助監督といっても数人いる一番下の役で、篠田正浩監督の下で「夕陽に赤い俺の顔」という作品を撮影中だった。この作品の脚本が寺山修司氏(故人)で、寺山氏と山田氏は早稲田大学の同級生同士。何日前に2人の大学時代の親しい関係を読んだばかりなので、この日書かれていたエピソードは意外だった。
ロケがあった横浜の団地で集会所に待機していた俳優を呼びに行ったところ寺山氏がストーブにあたっていたという。山田氏は一番下の助監督という立場もあり「よう」と気安く声がかけづらく、寺山氏も「『お前はこんなことをしているのか』と当惑したような顔で、言葉は交わさなかった」というのだ。さらにこんな記述が続く。「『人間はこういうふうに差がつくのか』と思いました」
文学青年時代を共有した親友同士の思わぬ再会の場面としては、分かるような気がしないでもないが、何か奇妙な感じがする。寺山氏について書かれた記事は何度も目にしたことがある。フジテレビ系列の競馬中継に時々ゲストとして出ていたが、意外な馬に愛着を示すなど独特の味があった。権威主義などとは対極にいる人物という印象をずっと持っている。だから、山田氏の記事が気になったということだろう。
そういえば、寺山氏が売れっ子になり、ホテルに缶詰になって原稿を書かされたことを自慢げに話した、ということをだれかが書いていたのを思い出した。その時も似たような感じを抱いたなあ、と。
締め切りに追われた作家が出版社の用意したホテルに缶詰になるといった話はよく聞くが、それって自慢するような話だろうか。能力以上の仕事を引き受けたか、ぎりぎりまでさぼっていただけの話かもしれないではないか。林芙美子という作家は、気に入らない出版社の担当者に原稿をなかなか渡さないような意地悪をした、などという話を読んだ記憶がある。
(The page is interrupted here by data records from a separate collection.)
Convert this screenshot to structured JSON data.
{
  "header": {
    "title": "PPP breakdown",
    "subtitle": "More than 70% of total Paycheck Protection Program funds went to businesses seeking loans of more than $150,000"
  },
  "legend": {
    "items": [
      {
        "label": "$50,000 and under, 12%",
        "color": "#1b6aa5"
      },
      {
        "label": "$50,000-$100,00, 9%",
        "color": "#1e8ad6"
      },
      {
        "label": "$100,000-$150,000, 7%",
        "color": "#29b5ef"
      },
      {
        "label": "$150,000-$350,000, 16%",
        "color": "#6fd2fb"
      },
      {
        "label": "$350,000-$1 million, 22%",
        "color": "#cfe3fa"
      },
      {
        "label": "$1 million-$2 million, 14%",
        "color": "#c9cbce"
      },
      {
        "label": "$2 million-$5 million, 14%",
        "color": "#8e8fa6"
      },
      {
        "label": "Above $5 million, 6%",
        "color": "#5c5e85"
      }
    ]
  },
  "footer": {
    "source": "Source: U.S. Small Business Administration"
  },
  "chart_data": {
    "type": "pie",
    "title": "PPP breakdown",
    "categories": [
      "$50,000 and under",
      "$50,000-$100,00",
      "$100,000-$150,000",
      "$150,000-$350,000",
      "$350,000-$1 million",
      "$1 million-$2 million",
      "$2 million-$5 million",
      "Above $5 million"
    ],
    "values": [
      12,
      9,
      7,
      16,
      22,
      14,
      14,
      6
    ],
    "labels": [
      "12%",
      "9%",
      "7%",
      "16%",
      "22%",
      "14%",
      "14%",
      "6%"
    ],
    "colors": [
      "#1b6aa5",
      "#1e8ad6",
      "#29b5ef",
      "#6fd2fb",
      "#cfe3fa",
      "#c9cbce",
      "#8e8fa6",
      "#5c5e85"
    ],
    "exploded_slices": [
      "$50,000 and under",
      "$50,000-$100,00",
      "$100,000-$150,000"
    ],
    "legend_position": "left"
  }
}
一方、愉快な話を通信社の記者になりたてのころ文化部長から聞いたことがある。出版社の社員に冷たく当たることで知られる高名な時代作家の所に新人社員が約束の原稿をもらいに行ったそうだ。作家の返事は、いつものように素っ気なく「まだできていない」。作家に対する予備知識がない新人社員が「ああそうですか」と言って玄関先から引き返したところ、その作家が追いかけてきた、というのだ。
「できていない」と言われても、あれこれ作家の気に入るようなことを話し掛け「何とか○○日には原稿よろしくお願いします」と言ってその日は引き下がる。その作家を担当する出版社員たちの振る舞いだった。そうした対応に慣れきっていた作家の方があわてて「ちょっと話し相手になっていけ」と呼び戻しに来た、という話だった。
いまの作家と出版社員との関係がどうなのかは知らない。しかし、新聞や雑誌に連載して確実に読者が付くような作家は限られている、という話もだいぶ前だが、聞いたことがある。そうした状況が変わらないとすれば、出版社員が原稿取りに苦労する話は今なお、ということになりそうだが…。